Caro direttore,
ho letto il lucidissimo articolo di Roberto Pasolini sulla lenta estinzione delle scuole paritarie perpetrata consapevolmente dallo Stato a colpi di omissioni e dimenticanze colpevoli. A mio parere manca una domanda fondamentale, che è questa: perché mai lo Stato dovrebbe rimuovere gli ostacoli economici a frequentare una scuola paritaria? Si dirà: perché lo Stato sostiene la parità scolastica in una sua legge, la n. 62/2000, e non è bene che uno Stato contraddica le proprie leggi. Questo sarebbe già tanto.
Ma la legge 62/2000 in realtà non è così netta sul finanziamento. Si limita a dichiarare le paritarie equivalenti sul piano del titolo di studio rilasciato, ma trascura di considerare gli aspetti economici che obbligano queste scuole a chiedere un contributo alle famiglie, nonostante queste paghino già le tasse come quelle che vanno nella scuola statale.
Si afferma a volte che le scuole paritarie offrono un servizio sociale di qualità. Però non c’è un indicatore di qualità riconosciuto in Italia per la scuola. Si potrebbe poi ribattere che anche molte scuole statali offrono un servizio di qualità (anche questo un dato autoreferenziale, non misurato, quindi non suscettibile di essere contraddetto), per cui delle paritarie non ci sarebbe bisogno.
C’è anche chi sostiene che un servizio di qualità per essere tale debba essere gratis per lo Stato. Per molti anni le scuole paritarie stesse hanno paradossalmente chiesto finanziamenti col motivo che facevano risparmiare lo Stato, senza accorgersi che così davano ragione a chi non voleva finanziarle.
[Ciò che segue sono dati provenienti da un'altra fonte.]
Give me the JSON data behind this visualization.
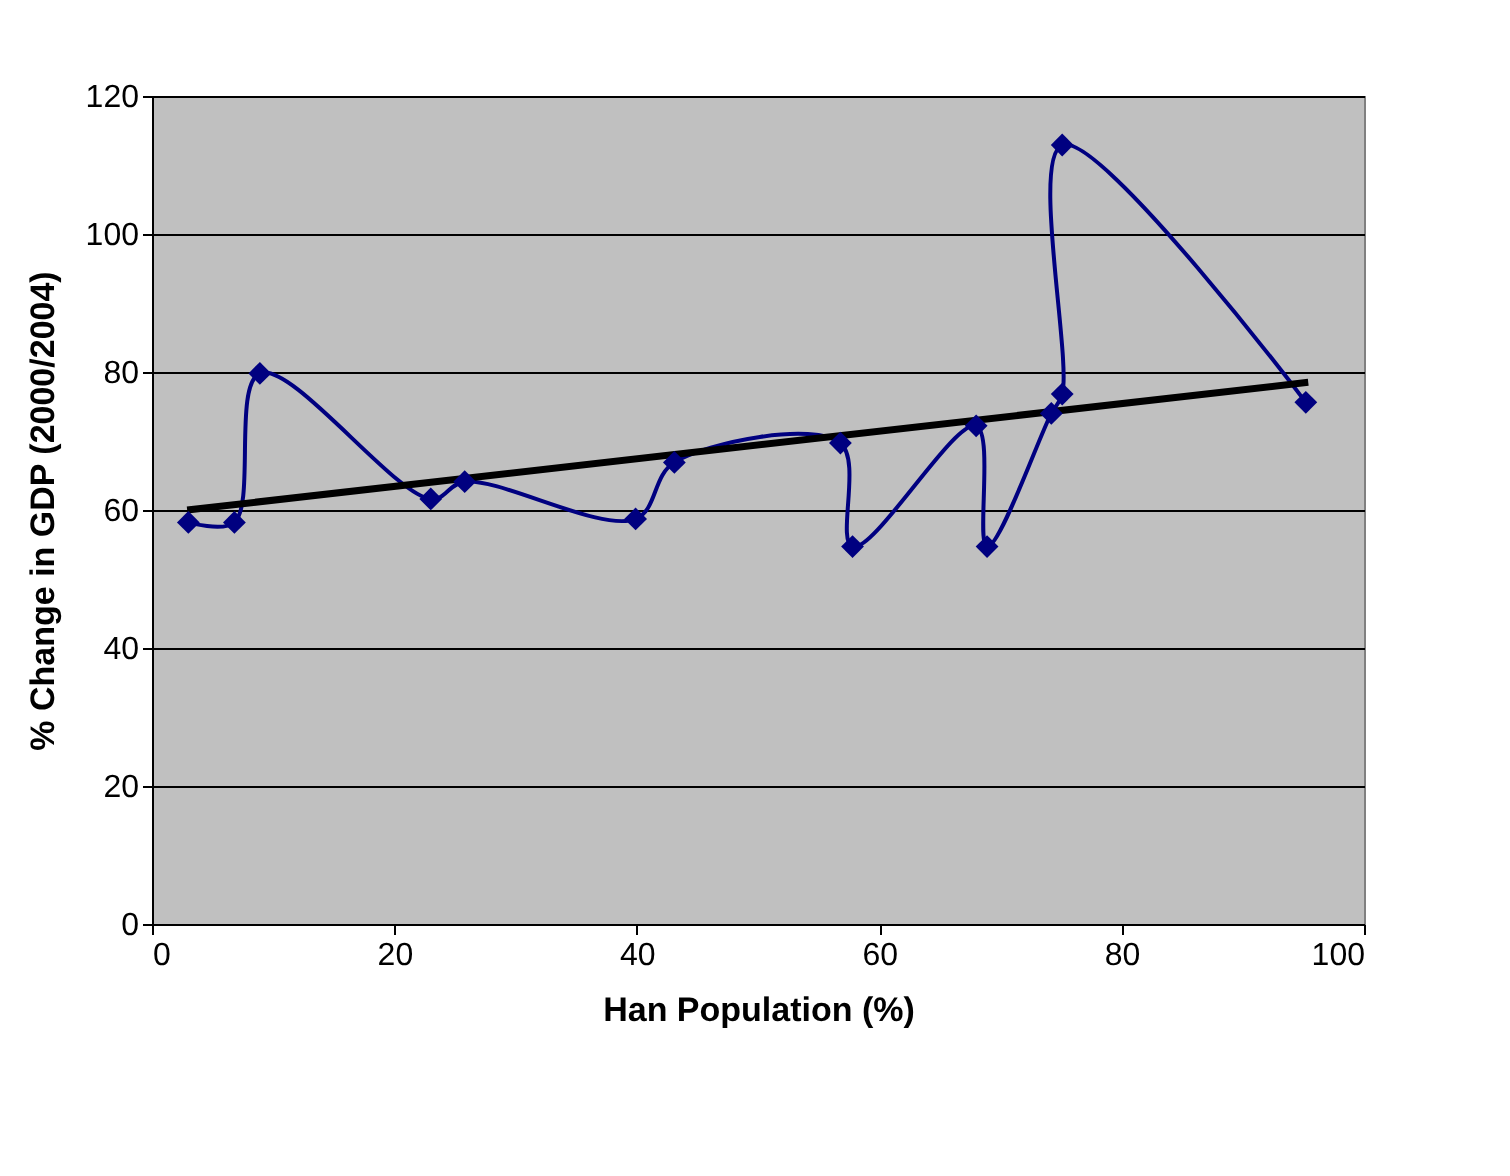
{
  "chart_data": {
    "type": "line",
    "xlabel": "Han Population (%)",
    "ylabel": "% Change in GDP (2000/2004)",
    "xlim": [
      0,
      100
    ],
    "xticks": [
      0,
      20,
      40,
      60,
      80,
      100
    ],
    "ylim": [
      0,
      120
    ],
    "yticks": [
      0,
      20,
      40,
      60,
      80,
      100,
      120
    ],
    "grid": "y",
    "marker": "diamond",
    "line_style": "solid",
    "series": [
      {
        "color": "#000080",
        "x": [
          3,
          6.8,
          8.9,
          23,
          25.8,
          39.9,
          43.1,
          56.8,
          57.8,
          68,
          68.9,
          74.2,
          75.1,
          75.1,
          95.2
        ],
        "values": [
          58.2,
          58.2,
          79.8,
          61.6,
          64.1,
          58.7,
          66.9,
          69.7,
          54.7,
          72.2,
          54.7,
          74,
          76.8,
          112.9,
          75.6
        ]
      },
      {
        "type": "line",
        "color": "#000000",
        "marker": "none",
        "x": [
          2.9,
          95.4
        ],
        "values": [
          60,
          78.5
        ]
      }
    ]
  }
}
Vorrei ribadirlo, se non fosse chiaro: lo scopo delle scuole paritarie non è far risparmiare lo Stato (e nemmeno ovviamente fargli sprecare soldi). Allora qual è il punto? Perché lo Stato italiano dovrebbe rendere egualitario, per le famiglie, l’accesso alle scuole statali e paritarie? Perché lo Stato dovrebbe rimuovere gli ostacoli che rendono impossibile l’esercizio corrente delle scuole paritarie?
Il punto è che questo è un diritto riconosciuto della stessa Europa. L’articolo 14 della Carta dei diritti fondamentali dell’Unione Europea, intitolato Diritto all’istruzione, recita così: “Ogni persona ha diritto all’istruzione e all’accesso alla formazione professionale e continua. Questo diritto comporta la facoltà di accedere gratuitamente all’istruzione obbligatoria. La libertà di creare istituti di insegnamento nel rispetto dei principi democratici, così come il diritto dei genitori di provvedere all’educazione e all’istruzione dei loro figli secondo le loro convinzioni religiose, filosofiche e pedagogiche, sono rispettati secondo le leggi nazionali che ne disciplinano l’esercizio”.
Ora perché l’Europa avrebbe dichiarato questo, e l’Italia l’avrebbe sottoscritto dimostrando che questo è compatibile con la propria carta costituzionale? Semplicemente perché l’Europa (e lo Stato italiano) ritengono che un Paese dove i cittadini non hanno libertà economica di scelta della scuola sia un paese dittatoriale. È così infatti ad esempio in Cina, ed era così in Italia ai tempi del fascismo. Forse ci si chiederà come possa l’Italia aver sottoscritto questa convenzione se, secondo la sua carta costituzionale, le scuole paritarie potrebbero operare solo “senza oneri per lo Stato”.
Ebbene, l’adesione è possibile perché si è dimostrato che quella frase nella Costituzione non vieta affatto di fornire sovvenzioni alle famiglie per i costi di frequenza. Quello che non è riconosciuto è l’obbligo di sovvenzionare la costruzione o il restauro di una scuola come avviene per ogni attività privata anche se con fine sociale. Ci sono state tre sentenze di Corte Costituzionale per ribadire questo, ma è troppo facile il gioco di chi vuole usare la lettera del testo costituzionale in modo strumentale (e scritto così proprio per questo).
L’Europa ha già più volte rilevato l’inadeguatezza del sistema di finanziamento delle scuole in Italia, dove i cittadini non possono vedersi azzerati i costi di frequenza tramite l’erario, come avviene invece nelle scuole statali.
Per concludere, in Italia ci troviamo di fronte al paradosso che l’esistenza delle scuole paritarie è necessaria per dimostrare il rispetto del diritto di scelta educativa, cosa che permette all’Italia di stare in Europa, ma l’onere della gestione dell’esercizio finanziario viene lasciato alle famiglie, anche se tutti i cittadini pagano una parte delle tasse per coprire questo tipo di spesa per tutti.